Same story in Poland as in Hungary
The pick-up in Polish growth could potentially push the Polish central bank (NBP) in a slightly more hawkish direction. However, the Ukrainian crisis is certainly helping moderate this hawkishness and more importantly, the latest inflation data shows that it remains well-below the NBP's official inflation target. Indeed, there is a risk of outright deflation in Poland in coming months. This, combined with the potential for monetary easing from the ECB, could mean that the NBP will keep its key policy rate unchanged until the end of the year and probably well into 2015.
Despite the preliminary Czech Q1 GDP number confirming a continued recovery in the economy, it was nonetheless a bit of a disappointment for us. The release showed Q1 14 GDP growth of 2%, which was an acceleration versus 1.2% y/y from Q4 13 but below consensus of 2.4% y/y. Somehow, we hoped that weakening the currency through direct market intervention and the set-up of the EUR/CZK floor at 27 would have a somewhat greater effect on the economy. However, we have also argued that the Czech central bank should have been much more aggressive.
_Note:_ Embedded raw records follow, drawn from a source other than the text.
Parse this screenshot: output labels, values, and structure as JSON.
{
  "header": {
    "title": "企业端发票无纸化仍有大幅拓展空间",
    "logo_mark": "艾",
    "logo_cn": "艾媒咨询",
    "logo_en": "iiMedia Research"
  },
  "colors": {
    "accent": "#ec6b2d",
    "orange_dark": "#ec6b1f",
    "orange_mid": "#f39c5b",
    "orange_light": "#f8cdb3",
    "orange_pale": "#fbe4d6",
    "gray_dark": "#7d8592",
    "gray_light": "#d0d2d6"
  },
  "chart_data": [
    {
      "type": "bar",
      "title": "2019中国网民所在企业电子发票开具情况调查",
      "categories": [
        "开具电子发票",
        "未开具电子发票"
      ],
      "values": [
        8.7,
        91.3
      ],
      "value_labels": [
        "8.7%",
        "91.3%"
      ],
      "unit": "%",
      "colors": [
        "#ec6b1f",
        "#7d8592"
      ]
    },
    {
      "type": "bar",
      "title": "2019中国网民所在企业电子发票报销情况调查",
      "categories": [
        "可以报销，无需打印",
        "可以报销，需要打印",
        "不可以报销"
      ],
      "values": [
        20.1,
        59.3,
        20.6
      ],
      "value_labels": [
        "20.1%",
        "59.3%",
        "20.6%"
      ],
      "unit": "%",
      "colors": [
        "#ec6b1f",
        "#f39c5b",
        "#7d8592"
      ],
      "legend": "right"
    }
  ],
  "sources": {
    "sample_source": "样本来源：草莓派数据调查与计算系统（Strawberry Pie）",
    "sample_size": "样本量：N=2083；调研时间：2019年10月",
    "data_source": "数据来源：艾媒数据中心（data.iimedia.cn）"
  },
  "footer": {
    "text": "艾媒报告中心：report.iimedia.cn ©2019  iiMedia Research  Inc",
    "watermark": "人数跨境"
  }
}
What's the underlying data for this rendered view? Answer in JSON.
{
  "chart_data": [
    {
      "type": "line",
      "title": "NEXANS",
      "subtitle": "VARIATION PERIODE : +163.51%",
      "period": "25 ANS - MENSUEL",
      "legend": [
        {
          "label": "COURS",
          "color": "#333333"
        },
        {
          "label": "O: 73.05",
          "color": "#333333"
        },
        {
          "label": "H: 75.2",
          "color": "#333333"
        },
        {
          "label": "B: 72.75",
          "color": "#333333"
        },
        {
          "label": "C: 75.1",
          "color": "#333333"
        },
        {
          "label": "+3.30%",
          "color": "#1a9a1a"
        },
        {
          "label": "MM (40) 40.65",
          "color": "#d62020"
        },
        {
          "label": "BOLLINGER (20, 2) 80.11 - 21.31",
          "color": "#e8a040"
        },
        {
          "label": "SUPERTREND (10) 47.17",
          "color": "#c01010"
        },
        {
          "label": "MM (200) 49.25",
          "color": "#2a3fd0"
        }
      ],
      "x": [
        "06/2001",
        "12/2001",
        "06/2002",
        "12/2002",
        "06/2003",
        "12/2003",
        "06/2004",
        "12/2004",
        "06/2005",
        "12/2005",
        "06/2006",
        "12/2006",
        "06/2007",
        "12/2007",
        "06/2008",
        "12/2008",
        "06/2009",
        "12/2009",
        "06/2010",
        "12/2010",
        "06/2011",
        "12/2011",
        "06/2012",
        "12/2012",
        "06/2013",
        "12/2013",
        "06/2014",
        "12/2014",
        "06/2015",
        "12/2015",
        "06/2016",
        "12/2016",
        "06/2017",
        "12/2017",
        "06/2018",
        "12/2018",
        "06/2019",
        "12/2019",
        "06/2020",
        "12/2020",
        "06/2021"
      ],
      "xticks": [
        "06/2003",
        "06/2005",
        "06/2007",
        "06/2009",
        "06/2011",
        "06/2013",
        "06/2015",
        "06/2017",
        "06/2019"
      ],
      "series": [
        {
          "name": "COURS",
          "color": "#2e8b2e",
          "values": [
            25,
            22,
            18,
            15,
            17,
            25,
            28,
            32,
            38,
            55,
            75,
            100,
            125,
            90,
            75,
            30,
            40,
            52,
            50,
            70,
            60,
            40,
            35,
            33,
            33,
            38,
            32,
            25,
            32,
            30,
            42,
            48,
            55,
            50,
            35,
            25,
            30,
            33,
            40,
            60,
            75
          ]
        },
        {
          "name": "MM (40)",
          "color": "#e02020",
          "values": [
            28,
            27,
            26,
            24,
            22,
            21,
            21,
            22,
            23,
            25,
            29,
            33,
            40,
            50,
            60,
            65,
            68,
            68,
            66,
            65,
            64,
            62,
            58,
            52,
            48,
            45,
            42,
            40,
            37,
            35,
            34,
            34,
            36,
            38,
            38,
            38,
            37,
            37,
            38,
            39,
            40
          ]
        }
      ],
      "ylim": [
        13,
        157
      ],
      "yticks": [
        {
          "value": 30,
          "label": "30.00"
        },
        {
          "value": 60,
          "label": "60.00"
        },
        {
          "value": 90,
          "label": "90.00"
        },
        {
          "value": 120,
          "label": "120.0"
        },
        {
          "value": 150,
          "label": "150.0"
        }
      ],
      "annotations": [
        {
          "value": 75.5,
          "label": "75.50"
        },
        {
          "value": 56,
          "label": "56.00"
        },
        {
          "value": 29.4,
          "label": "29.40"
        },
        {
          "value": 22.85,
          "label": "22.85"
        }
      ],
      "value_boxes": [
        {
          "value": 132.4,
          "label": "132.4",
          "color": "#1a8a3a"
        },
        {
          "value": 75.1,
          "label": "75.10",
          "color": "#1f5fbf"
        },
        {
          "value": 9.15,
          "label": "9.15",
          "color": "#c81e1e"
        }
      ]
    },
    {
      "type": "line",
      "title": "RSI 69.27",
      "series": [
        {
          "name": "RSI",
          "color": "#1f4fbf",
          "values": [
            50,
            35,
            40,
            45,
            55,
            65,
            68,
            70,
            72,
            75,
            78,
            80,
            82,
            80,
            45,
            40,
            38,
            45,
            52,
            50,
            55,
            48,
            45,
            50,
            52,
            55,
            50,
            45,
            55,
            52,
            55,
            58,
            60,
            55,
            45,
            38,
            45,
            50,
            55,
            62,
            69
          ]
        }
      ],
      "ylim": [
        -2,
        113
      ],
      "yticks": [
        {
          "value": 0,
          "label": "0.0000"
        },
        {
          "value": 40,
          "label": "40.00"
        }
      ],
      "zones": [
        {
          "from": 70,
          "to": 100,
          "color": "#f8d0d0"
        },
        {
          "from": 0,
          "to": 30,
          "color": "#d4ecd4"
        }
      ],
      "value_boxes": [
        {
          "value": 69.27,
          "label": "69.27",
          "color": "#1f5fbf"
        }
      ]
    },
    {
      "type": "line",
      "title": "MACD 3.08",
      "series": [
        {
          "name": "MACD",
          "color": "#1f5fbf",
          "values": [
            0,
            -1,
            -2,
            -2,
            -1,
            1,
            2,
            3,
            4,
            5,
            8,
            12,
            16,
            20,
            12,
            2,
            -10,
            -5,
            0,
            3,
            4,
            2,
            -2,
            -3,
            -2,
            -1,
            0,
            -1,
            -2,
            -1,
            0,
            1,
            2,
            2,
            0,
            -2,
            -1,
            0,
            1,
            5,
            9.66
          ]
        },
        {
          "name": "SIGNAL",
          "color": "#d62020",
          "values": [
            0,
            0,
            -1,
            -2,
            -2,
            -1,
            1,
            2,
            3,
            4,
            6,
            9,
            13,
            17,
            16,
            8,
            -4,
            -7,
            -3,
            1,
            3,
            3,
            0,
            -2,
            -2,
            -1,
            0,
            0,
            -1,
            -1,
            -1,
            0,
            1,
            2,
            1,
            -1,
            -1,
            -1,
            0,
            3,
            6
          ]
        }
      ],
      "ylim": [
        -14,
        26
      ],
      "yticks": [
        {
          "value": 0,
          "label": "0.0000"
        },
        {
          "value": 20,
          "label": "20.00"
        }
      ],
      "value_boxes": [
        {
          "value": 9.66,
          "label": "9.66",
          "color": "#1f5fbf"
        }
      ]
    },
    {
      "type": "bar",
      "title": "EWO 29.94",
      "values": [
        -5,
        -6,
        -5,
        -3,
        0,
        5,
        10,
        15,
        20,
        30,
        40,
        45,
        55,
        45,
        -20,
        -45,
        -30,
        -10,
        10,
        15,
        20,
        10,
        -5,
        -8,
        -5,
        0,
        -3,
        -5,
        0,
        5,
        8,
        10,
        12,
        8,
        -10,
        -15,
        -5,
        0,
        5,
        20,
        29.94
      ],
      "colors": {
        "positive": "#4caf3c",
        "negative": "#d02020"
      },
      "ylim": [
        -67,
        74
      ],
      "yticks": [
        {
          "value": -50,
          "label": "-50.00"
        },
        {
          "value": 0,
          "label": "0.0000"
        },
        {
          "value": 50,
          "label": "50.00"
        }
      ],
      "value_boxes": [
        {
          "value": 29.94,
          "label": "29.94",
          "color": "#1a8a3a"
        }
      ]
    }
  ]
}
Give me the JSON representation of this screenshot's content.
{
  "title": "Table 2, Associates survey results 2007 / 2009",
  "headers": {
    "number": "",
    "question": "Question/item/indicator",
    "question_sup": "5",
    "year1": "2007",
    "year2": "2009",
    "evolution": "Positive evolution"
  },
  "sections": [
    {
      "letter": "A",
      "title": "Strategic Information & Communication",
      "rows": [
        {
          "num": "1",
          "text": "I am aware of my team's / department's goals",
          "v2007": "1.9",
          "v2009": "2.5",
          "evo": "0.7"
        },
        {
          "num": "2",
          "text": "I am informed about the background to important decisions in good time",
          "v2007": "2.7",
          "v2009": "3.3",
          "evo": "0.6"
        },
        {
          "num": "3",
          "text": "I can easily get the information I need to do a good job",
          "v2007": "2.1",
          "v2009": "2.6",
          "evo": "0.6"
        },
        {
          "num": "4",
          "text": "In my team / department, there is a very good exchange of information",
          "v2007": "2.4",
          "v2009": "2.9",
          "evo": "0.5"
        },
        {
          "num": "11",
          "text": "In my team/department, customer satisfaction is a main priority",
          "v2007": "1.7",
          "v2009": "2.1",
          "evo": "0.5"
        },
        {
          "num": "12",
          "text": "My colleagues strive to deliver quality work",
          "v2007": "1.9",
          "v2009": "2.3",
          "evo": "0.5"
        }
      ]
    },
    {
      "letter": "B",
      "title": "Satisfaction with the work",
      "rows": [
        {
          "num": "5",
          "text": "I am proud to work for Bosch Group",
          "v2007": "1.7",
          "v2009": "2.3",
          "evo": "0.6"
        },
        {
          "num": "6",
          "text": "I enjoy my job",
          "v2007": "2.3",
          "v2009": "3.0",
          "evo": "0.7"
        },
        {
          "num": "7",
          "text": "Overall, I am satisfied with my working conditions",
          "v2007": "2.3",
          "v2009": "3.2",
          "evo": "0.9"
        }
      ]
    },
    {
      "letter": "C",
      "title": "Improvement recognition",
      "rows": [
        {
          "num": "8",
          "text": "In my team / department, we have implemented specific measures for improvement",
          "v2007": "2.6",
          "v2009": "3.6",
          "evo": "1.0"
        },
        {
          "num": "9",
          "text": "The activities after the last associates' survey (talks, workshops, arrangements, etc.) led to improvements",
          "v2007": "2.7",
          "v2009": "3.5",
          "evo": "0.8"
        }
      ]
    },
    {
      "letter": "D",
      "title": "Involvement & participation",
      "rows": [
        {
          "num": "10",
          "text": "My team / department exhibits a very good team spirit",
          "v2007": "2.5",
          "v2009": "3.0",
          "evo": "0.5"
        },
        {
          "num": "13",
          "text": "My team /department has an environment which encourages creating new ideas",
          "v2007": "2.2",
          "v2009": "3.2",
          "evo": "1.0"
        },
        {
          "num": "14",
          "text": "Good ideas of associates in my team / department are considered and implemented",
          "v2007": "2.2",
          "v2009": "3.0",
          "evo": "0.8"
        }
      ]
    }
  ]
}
A moderate recovery and low inflation means that the CNB will maintain the EUR/CZK floor going forward. We no longer believe that the CNB can lift the floor higher in order to bring inflation back to target quicker and reassure a swifter recovery. Instead, we expect the CNB to maintain the koruna cap for longer, beyond Q1 15. This means that we will not see any big moves in the EUR/CZK going forward. We expect the EUR/CZK to hover around 25.50 in all forecast horizons.